Selain memetakan titik kemacetan, UPTD Penataan Bangunan Kelas A Wilayah II juga menginventarisasi bangunan di sepanjang ruas jalan, khususnya yang diduga melanggar garis sempadan. Terhadap pelanggaran tersebut, telah dilakukan teguran secara bertahap sebelum akhirnya dilimpahkan kepada instansi berwenang.
“Penataan kawasan ini dinilai penting mengingat Simpang Pasir Muncang menjadi salah satu titik kemacetan yang sudah berlangsung lama dan sulit diurai,” tandasnya.
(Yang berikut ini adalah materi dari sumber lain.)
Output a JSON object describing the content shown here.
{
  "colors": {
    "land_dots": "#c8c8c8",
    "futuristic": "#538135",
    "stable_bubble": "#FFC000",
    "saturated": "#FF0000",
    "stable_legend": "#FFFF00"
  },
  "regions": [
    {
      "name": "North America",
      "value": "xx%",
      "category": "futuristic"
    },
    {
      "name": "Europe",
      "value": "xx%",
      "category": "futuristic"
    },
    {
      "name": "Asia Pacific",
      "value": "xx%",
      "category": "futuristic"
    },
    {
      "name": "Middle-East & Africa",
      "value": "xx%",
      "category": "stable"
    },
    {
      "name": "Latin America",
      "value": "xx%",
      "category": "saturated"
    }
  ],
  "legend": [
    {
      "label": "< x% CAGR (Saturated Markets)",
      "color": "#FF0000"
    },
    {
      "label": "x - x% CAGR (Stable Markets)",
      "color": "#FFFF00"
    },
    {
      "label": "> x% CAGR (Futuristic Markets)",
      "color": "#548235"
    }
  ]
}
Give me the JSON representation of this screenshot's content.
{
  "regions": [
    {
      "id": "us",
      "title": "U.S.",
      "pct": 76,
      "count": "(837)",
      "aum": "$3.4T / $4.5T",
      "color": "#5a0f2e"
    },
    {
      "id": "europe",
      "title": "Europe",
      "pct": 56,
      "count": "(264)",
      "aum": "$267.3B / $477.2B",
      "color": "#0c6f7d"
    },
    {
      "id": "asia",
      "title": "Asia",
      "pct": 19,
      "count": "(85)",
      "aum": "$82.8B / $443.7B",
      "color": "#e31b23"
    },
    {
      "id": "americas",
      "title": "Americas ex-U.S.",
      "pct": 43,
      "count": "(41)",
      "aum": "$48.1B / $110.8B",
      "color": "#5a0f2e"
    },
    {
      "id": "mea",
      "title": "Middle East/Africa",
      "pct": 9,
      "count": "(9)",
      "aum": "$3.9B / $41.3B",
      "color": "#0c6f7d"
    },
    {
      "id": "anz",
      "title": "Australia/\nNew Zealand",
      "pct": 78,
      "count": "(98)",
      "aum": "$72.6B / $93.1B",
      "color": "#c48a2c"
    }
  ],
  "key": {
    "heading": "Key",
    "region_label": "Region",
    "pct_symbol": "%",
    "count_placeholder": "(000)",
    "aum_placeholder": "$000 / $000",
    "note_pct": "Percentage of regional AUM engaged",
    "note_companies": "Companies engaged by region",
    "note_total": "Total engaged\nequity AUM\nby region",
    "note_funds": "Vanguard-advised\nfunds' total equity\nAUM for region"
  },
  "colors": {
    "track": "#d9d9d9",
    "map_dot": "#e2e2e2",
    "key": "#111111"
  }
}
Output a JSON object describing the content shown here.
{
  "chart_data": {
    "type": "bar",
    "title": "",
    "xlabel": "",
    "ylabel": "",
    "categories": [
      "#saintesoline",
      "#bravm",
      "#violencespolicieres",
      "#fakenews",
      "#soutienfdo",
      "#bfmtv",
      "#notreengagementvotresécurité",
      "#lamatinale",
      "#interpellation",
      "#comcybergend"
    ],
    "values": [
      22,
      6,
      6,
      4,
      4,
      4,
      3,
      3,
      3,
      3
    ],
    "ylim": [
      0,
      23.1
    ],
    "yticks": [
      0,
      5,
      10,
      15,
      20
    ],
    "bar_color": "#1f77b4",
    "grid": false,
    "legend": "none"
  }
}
Ia menambahkan, karena itu, optimalisasi fungsi jalan menjadi fokus utama, termasuk mendorong rencana pelebaran jalan. Sehingga arus lalu lintas di kawasan tersebut menjadi lebih lancar. Pelebaran jalan dinilai menjadi salah satu solusi untuk mengurangi hambatan kendaraan, terutama di titik keluar-masuk simpang yang selama ini kerap tersendat.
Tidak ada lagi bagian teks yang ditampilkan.